Les éditeurs sont en difficulté. Commencer ainsi un texte n’est pas agréable, mais les chiffres parlent d’eux-mêmes. Les éditeurs ayant un catalogue de 10 à 200 ouvrages affichent une perte de ventes de 70 % entre septembre et mi-novembre 2024. C’est préoccupant, surtout lorsque l’on sait que les meilleures ventes de l’année se réalisent à la fin d’octobre et en novembre. Les clients et les lecteurs désertent à la fois les librairies et les sites internet des éditeurs. L’argent manquant entraînera des fermetures d’éditeurs, l’arrêt des projets en cours, des licenciements et, dans une moindre mesure, la suppression de catalogues d’ouvrages ayant enregistré moins de 10 ventes sur l’année, ce qui est fréquent. Il ne faut pas oublier les auteurs, qui risquent de percevoir leurs droits avec du retard, voire pas du tout. L’argent pour payer les droits annuels en janvier/février provient des ventes de novembre.
Nous ne faisons plus face à une grande variété d’ouvrages disponibles. Nous ne sommes pas dans un cas où un best-seller écrase les autres, nous sommes face à une pénurie de pouvoir d’achat en France.

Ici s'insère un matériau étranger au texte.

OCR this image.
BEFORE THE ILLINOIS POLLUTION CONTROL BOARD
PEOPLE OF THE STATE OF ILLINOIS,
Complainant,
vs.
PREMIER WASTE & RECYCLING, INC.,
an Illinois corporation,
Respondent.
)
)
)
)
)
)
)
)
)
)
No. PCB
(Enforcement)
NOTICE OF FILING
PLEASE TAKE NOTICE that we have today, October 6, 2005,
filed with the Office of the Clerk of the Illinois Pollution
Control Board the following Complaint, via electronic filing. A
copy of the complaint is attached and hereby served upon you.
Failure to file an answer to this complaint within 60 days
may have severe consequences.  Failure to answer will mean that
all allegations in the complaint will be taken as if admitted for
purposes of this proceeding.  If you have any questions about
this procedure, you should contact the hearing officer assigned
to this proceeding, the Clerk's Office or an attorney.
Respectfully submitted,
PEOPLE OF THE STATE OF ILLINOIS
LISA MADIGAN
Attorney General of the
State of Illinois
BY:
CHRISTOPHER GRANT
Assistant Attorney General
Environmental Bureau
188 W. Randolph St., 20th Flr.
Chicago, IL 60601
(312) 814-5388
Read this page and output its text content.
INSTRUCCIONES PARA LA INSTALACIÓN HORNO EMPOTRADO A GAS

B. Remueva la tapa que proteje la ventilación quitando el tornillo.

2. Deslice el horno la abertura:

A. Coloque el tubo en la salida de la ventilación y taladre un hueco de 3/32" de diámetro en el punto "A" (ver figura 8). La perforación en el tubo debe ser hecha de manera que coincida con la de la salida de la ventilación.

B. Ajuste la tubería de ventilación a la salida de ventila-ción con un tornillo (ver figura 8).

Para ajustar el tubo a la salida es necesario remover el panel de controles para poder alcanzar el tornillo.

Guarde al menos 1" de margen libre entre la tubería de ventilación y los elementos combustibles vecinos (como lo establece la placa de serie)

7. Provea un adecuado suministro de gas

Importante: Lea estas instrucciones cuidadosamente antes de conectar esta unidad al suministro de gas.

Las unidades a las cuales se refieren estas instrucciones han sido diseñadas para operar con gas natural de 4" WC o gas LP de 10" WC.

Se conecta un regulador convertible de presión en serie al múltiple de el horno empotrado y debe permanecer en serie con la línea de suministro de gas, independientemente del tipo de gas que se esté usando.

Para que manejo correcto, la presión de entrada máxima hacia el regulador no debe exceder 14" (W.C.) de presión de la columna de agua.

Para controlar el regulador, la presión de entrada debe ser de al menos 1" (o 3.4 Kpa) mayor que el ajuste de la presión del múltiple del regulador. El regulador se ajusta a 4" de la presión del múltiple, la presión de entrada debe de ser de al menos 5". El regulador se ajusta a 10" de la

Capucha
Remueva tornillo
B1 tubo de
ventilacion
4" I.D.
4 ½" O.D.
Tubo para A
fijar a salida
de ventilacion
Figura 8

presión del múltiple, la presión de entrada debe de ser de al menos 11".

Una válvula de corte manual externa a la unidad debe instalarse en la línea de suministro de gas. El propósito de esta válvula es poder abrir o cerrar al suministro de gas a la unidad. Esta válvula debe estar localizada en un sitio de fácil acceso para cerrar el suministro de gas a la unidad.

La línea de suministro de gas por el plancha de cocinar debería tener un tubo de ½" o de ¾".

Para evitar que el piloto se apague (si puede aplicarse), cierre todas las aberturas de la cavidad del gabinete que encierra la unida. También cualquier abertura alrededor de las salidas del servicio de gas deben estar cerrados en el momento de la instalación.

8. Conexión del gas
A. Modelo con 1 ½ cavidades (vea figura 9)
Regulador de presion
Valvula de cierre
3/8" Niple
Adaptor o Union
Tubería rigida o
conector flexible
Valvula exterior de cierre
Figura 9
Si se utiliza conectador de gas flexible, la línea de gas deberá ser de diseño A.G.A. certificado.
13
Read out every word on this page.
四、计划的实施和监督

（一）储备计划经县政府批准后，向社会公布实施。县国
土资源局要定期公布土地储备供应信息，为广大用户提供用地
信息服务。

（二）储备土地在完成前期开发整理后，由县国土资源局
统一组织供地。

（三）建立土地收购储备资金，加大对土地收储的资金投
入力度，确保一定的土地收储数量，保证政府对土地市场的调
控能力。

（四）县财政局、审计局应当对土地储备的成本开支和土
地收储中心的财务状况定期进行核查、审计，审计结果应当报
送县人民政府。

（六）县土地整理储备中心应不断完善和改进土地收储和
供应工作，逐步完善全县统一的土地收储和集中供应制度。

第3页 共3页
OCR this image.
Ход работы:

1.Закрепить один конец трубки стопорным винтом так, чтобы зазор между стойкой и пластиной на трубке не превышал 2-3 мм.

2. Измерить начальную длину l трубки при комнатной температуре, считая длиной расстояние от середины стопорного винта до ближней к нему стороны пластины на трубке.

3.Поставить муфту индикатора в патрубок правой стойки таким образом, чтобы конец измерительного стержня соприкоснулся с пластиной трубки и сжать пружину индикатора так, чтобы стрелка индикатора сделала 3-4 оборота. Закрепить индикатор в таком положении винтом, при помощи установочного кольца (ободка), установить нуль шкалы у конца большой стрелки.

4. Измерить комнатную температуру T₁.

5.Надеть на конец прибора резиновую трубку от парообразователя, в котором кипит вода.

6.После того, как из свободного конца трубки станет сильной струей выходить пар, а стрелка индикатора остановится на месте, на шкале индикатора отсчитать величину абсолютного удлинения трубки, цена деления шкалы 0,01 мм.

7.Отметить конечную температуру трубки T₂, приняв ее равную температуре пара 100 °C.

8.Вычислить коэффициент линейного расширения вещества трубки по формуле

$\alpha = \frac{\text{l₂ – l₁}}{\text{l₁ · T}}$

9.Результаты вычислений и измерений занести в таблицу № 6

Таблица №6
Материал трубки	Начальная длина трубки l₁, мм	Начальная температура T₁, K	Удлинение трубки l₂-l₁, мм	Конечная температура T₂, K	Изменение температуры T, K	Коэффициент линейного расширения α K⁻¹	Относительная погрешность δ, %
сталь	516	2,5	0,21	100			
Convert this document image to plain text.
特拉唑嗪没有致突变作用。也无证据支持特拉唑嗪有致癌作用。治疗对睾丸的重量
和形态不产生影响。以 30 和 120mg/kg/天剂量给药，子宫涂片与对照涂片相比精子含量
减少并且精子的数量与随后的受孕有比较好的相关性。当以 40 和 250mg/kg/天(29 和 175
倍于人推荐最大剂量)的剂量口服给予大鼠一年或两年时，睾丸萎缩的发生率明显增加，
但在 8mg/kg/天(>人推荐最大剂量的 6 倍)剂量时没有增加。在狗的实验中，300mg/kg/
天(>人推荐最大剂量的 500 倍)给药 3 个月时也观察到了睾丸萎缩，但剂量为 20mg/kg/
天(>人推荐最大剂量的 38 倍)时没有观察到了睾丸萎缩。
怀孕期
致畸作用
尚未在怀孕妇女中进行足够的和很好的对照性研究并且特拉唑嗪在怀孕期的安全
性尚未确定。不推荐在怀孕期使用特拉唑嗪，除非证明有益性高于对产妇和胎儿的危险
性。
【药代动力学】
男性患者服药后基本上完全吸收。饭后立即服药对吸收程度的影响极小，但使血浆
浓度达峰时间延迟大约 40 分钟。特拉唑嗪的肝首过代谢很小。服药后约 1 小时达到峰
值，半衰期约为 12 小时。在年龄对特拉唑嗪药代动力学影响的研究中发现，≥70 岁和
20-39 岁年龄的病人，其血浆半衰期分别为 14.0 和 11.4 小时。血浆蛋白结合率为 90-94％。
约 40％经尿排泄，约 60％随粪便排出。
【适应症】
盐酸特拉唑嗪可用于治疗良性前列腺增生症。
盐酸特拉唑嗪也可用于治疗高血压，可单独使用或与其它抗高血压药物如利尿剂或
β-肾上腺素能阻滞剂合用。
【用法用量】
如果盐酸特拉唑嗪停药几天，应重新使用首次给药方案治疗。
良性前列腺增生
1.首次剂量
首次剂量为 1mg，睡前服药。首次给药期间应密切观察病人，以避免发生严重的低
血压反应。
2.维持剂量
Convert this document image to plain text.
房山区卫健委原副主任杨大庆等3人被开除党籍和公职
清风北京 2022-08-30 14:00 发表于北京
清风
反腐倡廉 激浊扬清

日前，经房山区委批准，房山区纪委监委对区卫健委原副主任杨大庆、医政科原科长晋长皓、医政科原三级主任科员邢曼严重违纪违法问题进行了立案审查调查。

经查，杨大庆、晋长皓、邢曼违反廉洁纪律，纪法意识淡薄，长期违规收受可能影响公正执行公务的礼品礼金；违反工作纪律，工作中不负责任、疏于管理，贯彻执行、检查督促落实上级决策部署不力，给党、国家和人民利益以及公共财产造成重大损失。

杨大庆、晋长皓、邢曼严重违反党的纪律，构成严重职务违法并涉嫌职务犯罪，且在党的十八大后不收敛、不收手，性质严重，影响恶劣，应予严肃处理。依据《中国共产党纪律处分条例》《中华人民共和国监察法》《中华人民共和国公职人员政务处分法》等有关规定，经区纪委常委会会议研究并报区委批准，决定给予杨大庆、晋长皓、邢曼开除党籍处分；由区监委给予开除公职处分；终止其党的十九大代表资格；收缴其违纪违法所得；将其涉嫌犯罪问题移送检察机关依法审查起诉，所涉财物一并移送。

Le livre neuf est devenu un objet de luxe pour une grande partie de la population. Les librairies d’occasion l’ont compris, car elles augmentent aussi leurs prix de vente ; le livre de poche à 1 euro à Paris est devenu rare. En 2019, j’avais écrit un article disant que nous allions dans le mur à cause d’une trop grande augmentation des parutions et du manque de rigueur dans la qualité des ouvrages. Faire payer cher un livre qui ne le mérite pas, c’est prendre le lecteur pour un idiot, et je me demandais combien de temps cela pourrait durer. Nous sommes en 2024 et la situation a atteint un point critique. Dans quelques semaines, les conséquences vont devenir visibles.
Les éditeurs qui pensent qu’il faut toujours avoir du stock et sortir des nouveautés pour exister sont dans l’erreur. Malheureusement, il est trop tard pour eux. Cependant, il ne faut pas s’en réjouir ; ce sont de bons éditeurs, souvent avec des auteurs de qualité. Mais en sortant plusieurs ouvrages par mois, les finances s’épuisent. Un dicton dit que « ce qui n’est pas vendu ne l’est pas ». Même s’il est possible d’avoir une augmentation des ventes en décembre, cela ne sera pas suffisant. À moins que la présence d’un livre ou d’une bande dessinée sous le sapin de Noël soit moralement incontournable pour soutenir ceux qui permettent aux lecteurs de rêver.